Yesterday I hung out with my Mom. It’s been quite a long time. Lately, she has been lonely at home – literally – because my Dad usually goes out all day – except evening, the man is old now you know – for his favorite job – motor taxi, my brother, and sister-in-law have their things to do too. My sister-in-law is pregnant so when she’s back from work she stays in her room even more now. So my Mom sits alone almost all day with her little retail store. I’m having a guilty feeling right now for not being able to visit her much often last week since I got some re-union meetings with my ex-colleagues and my husband’s friends.
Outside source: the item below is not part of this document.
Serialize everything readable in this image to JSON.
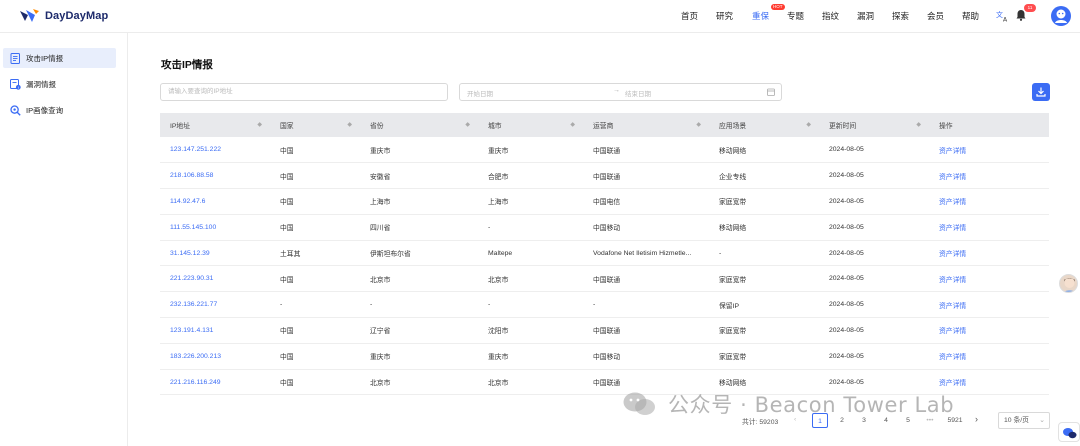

She has the habit of keeping every problem inside her head. She only shares them with me when us two are alone or she shares them with her sisters when they pay her a visit. So, I took the chance yesterday to hang out with my Mom so she could relax a little bit (luckily, from today it starts raining like crazy due to Rammasun storm). We visited some clothing shops and I bought her a dress (it’s cheap though, she won’t let me buy something expensive for her, especially regarding clothes). And then I treated her a cup of ice cream at New Zealand ice-scream. Above all, I saw her happy face. And I felt so happy too.
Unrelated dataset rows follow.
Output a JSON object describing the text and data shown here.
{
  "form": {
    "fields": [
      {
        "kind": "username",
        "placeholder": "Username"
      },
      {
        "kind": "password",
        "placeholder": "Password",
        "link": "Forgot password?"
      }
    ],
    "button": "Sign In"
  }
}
And it made me think. Happiness for me, for us sometimes is really something easy to make for each other.
Like, you take some minutes asking your parents “How are you today” when you’re back home from a full-time work or school.
Like, you take some time staying with your family after the meals, don’t just finish eating and go straight to your room, lock the door, surf internet til midnight when everyone already goes to sleep. I was like that and now I’m married, I regret not having more time with my parents when I had all the time in the world to stay with them longer each meal. I’m trying to avoid the same mistake with my parents-in-law now cuz I learned it.
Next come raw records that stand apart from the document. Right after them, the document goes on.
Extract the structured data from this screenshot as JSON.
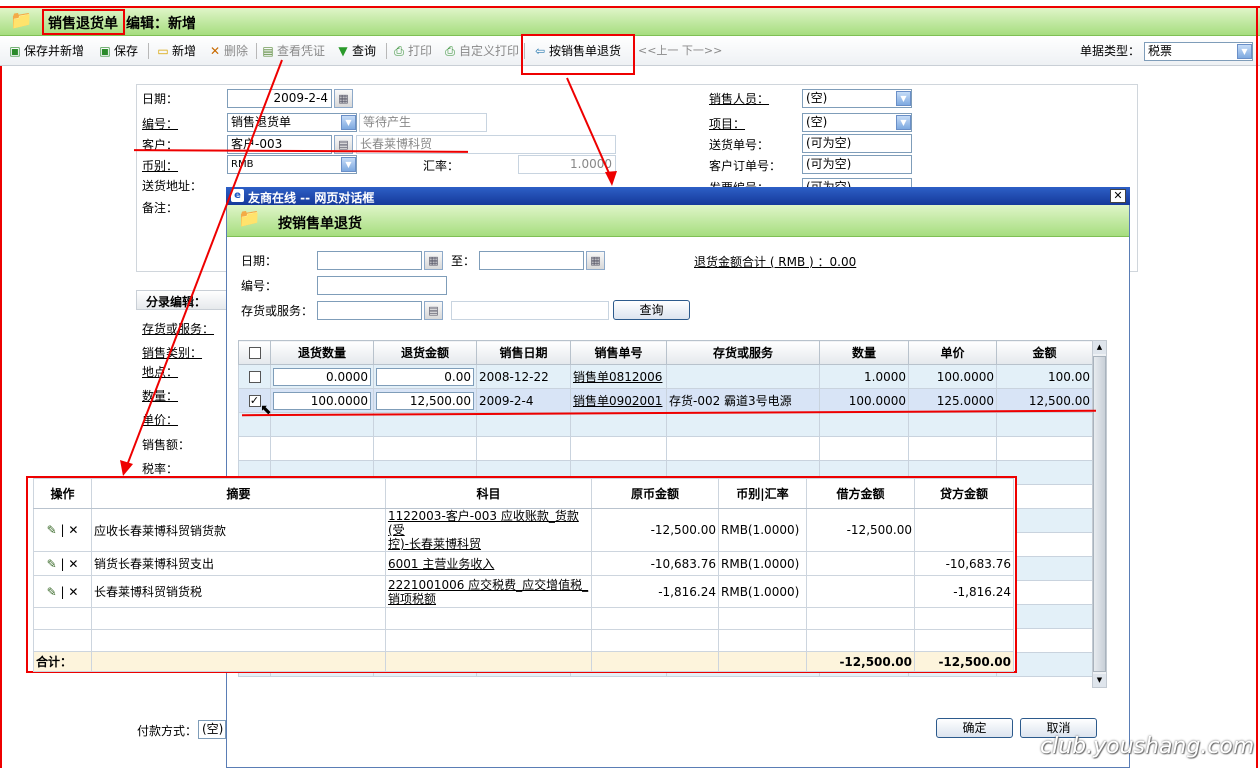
{
  "window": {
    "title_main": "销售退货单",
    "title_rest": "编辑：新增",
    "watermark": "club.youshang.com"
  },
  "toolbar": {
    "save_new": "保存并新增",
    "save": "保存",
    "add": "新增",
    "delete": "删除",
    "view_voucher": "查看凭证",
    "query": "查询",
    "print": "打印",
    "custom_print": "自定义打印",
    "return_by_order": "按销售单退货",
    "prev_next": "<<上一  下一>>",
    "doc_type_label": "单据类型：",
    "doc_type_value": "税票"
  },
  "form": {
    "date_label": "日期：",
    "date_value": "2009-2-4",
    "number_label": "编号：",
    "number_value": "销售退货单",
    "number_hint": "等待产生",
    "customer_label": "客户：",
    "customer_code": "客户-003",
    "customer_name": "长春莱博科贸",
    "currency_label": "币别：",
    "currency_value": "RMB",
    "rate_label": "汇率：",
    "rate_value": "1.0000",
    "address_label": "送货地址：",
    "remark_label": "备注：",
    "salesperson_label": "销售人员：",
    "salesperson_value": "(空)",
    "project_label": "项目：",
    "project_value": "(空)",
    "delivery_no_label": "送货单号：",
    "delivery_no_value": "(可为空)",
    "customer_order_label": "客户订单号：",
    "customer_order_value": "(可为空)",
    "invoice_no_label": "发票编号：",
    "invoice_no_value": "(可为空)"
  },
  "left_panel": {
    "header": "分录编辑：",
    "inventory": "存货或服务：",
    "sales_category": "销售类别：",
    "location": "地点：",
    "quantity": "数量：",
    "unit_price": "单价：",
    "sales_amount": "销售额：",
    "tax_rate": "税率：",
    "payment_label": "付款方式：",
    "payment_value": "(空)"
  },
  "dialog": {
    "window_title": "友商在线 -- 网页对话框",
    "title": "按销售单退货",
    "date_label": "日期：",
    "to_label": "至：",
    "number_label": "编号：",
    "inventory_label": "存货或服务：",
    "query_btn": "查询",
    "total_label": "退货金额合计 ( RMB ) ：0.00",
    "confirm_btn": "确定",
    "cancel_btn": "取消",
    "columns": [
      "退货数量",
      "退货金额",
      "销售日期",
      "销售单号",
      "存货或服务",
      "数量",
      "单价",
      "金额"
    ],
    "rows": [
      {
        "checked": false,
        "return_qty": "0.0000",
        "return_amount": "0.00",
        "sale_date": "2008-12-22",
        "order_no": "销售单0812006",
        "item": "",
        "qty": "1.0000",
        "price": "100.0000",
        "amount": "100.00"
      },
      {
        "checked": true,
        "return_qty": "100.0000",
        "return_amount": "12,500.00",
        "sale_date": "2009-2-4",
        "order_no": "销售单0902001",
        "item": "存货-002 霸道3号电源",
        "qty": "100.0000",
        "price": "125.0000",
        "amount": "12,500.00"
      }
    ]
  },
  "voucher": {
    "columns": [
      "操作",
      "摘要",
      "科目",
      "原币金额",
      "币别|汇率",
      "借方金额",
      "贷方金额"
    ],
    "rows": [
      {
        "summary": "应收长春莱博科贸销货款",
        "account_line1": "1122003-客户-003 应收账款_货款(受",
        "account_line2": "控)-长春莱博科贸",
        "orig_amount": "-12,500.00",
        "currency": "RMB(1.0000)",
        "debit": "-12,500.00",
        "credit": ""
      },
      {
        "summary": "销货长春莱博科贸支出",
        "account_line1": "6001 主营业务收入",
        "account_line2": "",
        "orig_amount": "-10,683.76",
        "currency": "RMB(1.0000)",
        "debit": "",
        "credit": "-10,683.76"
      },
      {
        "summary": "长春莱博科贸销货税",
        "account_line1": "2221001006 应交税费_应交增值税_",
        "account_line2": "销项税额",
        "orig_amount": "-1,816.24",
        "currency": "RMB(1.0000)",
        "debit": "",
        "credit": "-1,816.24"
      }
    ],
    "total_label": "合计：",
    "total_debit": "-12,500.00",
    "total_credit": "-12,500.00"
  }
}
Like, you put down your phone when talking with your beloveds. I am really an attention-seeker toward my husband. And many times he is, like, sticking with his phone even when talking with me and it really saddens me. Can I use excuse here since it’s his job anyway? ;(
Like, you minus some dates with your friends and take your parents somewhere to refresh instead. There’ll be time soon they can’t ride with you. Your friends still have much more time than them. Talk about getting older, our parents are the winners comparing to us young people.